At local level, a high out of pocket expenditure, lack of financial and human resources at facility level, frequent stock rupture of essential drugs and a weak quality of care are barriers for a lot of patients to access the care they need. An audit within the Ministry of Health in 2014 attributed the weak performance of the health system to excessive centralisation, system fragmentation, lack of programme coordination, poor efficiency in terms of resource allocation, and lack of technical competencies. The AI-PASS programme aims at assisting the Ministry of Health in the implementation of its national development plan and encompasses five domains: governance, equitable access to quality health care, essential drugs and consumables, human resources management and setting up a social health insurance scheme.
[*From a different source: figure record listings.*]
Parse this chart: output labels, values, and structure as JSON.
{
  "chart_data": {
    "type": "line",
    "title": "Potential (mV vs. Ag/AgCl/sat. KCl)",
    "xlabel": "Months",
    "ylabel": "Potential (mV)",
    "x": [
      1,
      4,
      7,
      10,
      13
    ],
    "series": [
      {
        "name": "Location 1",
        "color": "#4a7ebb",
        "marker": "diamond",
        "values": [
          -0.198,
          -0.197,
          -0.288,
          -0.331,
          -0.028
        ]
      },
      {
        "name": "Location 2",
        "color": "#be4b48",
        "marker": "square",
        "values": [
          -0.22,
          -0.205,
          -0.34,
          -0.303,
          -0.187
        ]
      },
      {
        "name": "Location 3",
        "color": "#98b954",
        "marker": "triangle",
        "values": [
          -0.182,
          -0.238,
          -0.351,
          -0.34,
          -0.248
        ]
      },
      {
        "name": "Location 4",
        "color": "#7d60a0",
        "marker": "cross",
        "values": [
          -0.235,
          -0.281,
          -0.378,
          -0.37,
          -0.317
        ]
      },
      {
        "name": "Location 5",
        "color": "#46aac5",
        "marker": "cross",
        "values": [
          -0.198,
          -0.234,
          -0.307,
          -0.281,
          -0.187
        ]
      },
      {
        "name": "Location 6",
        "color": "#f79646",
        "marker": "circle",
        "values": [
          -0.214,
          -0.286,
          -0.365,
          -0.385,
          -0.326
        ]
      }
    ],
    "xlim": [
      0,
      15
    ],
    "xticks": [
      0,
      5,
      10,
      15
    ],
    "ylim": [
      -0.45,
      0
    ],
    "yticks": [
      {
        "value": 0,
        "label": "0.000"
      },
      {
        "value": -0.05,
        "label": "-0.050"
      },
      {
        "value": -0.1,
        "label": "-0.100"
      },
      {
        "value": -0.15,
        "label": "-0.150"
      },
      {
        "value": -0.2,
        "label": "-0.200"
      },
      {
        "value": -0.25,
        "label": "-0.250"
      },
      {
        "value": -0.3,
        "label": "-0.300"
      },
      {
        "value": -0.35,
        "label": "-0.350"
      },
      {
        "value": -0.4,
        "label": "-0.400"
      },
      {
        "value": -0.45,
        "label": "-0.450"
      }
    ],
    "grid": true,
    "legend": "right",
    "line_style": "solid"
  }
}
To improve exchange and dialogue within the national health system and enhance its responsiveness to people’s needs, the programme has a two-fold approach: provide institutional support at the central level and guidance to two health districts at operational level. “Through an action research approach, two “learning districts”, Dar Naim and Bababé are accompanied to improve the access and provision of healthcare. The purpose is that the lessons learned from this endeavor could nourish the policies and strategies defined at central level,” says ITM public health advisor Kirsten Accoe.
In order to enhance the exchange between the various actors involved, a joined workshop is organised annually. This year, the COVID-19 pandemic had an important impact on the population and the health system, like in many other countries. Through testimonies of community members and health staff, the reality on the ground became more clear for the regional and central level and its partners. The workshop was the perfect moment to evaluate the impact of the work in the two districts to improve the response to the COVID-19 pandemic, and to define lessons learned and the way ahead. At central level, a contingency plan for a new wave or future epidemics will be developed through a multidisciplinary platform. In order to take into account the realities on the ground, strategies at local level, like the development of the coordination function of the district health management team and the organisation and preparation of the health services through a triage system will be capitalised. Building on the needs and challenges of the communities, a continuous dialogue through various platforms will be enhanced. Strengthening primary health care to be able to respond at grassroot level and adequate social support measures to the most vulnerable in society are therefore key.